Social value impact is an ever-evolving topic. The fact that we can contribute directly to the development of the RSVT allows us to be at the forefront of social value impact measurement in the rail industry, ensuring the upliftment of the communities we serve.
An inerter is a passive mechanical device that produces a force proportional to the relative acceleration between its ends. In a vehicle suspension, it can result in improved control of vehicle behaviour to reduce track and wheel wear.

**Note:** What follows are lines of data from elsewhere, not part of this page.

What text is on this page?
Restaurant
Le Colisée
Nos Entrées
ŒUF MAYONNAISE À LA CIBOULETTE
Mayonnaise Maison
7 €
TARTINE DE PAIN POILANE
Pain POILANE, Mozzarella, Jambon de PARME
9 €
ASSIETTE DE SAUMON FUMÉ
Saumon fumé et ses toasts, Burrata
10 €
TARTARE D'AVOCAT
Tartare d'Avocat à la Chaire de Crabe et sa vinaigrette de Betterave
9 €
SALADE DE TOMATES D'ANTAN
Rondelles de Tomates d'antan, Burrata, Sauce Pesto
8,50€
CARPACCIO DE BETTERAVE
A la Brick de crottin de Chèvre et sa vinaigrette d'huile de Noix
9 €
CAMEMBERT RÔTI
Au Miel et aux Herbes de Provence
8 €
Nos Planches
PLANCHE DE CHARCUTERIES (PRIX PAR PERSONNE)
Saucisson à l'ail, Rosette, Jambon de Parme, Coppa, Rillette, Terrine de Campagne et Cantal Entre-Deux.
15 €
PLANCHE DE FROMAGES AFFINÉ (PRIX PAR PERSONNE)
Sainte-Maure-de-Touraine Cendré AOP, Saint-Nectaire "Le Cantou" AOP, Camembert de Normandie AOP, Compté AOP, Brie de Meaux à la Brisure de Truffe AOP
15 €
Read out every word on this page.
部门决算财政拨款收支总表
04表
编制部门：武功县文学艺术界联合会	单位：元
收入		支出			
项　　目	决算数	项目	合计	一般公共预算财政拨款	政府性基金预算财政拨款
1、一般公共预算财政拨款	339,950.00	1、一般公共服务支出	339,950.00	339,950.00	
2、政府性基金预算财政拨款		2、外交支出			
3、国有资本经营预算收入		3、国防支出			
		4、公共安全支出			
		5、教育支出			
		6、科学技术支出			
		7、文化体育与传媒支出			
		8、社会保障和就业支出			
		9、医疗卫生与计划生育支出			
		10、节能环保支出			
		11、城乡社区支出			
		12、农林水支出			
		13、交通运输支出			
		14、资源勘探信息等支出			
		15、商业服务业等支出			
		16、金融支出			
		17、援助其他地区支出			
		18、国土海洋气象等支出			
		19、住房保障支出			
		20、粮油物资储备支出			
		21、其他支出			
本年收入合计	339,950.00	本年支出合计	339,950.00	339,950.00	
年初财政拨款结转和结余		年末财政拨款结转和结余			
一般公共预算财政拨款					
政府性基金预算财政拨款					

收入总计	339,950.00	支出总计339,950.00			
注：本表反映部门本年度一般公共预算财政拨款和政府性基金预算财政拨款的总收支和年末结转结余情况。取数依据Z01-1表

Inerters were invented and used in on Formula 1 cars. RSSB’s initial technology transfer exercise identified potential applications of this technology in rail. This triggered a range of organisations to start making progress in three out of the four applications identified.
The table to the right summarises the overall progress to date for the applications of the inerter technology in rail.
Application of inerter technology to rail
Status
Expected benefits
Primary suspensionin passenger trains
In-service trials planned during 2026
£20 million reduction in fleet maintenance costs over 10 years, plus lower rates of track wear
Secondary suspension in passenger trains
Commercial studies underway
Not quantified
Pantographs
Prototype design complete
40% reduction in contact forces
Freight suspension
Not started
RSSB research continues to play an important role in developing inerters for primary and secondary suspension.
In particular, the work on primary suspension recently culminated in the successful prototyping and testing of an enhanced trailing arm bush (ETAB) for MK4 rolling stock. We are now working with Transport for Wales for ETAB to go through the assurance process and be used in the refurbishment of the MK4 fleet planned for November 2026.
An excellent indicator of implementation potential is the level of involvement by stakeholders. In this case, as the research journey moved from modelling and design to prototyping and testing, a range of stakeholders have been providing significant support, including financial (ROSCOs) and in-kind (GMT, the bushing manufacturer that prototyped the design) contributions.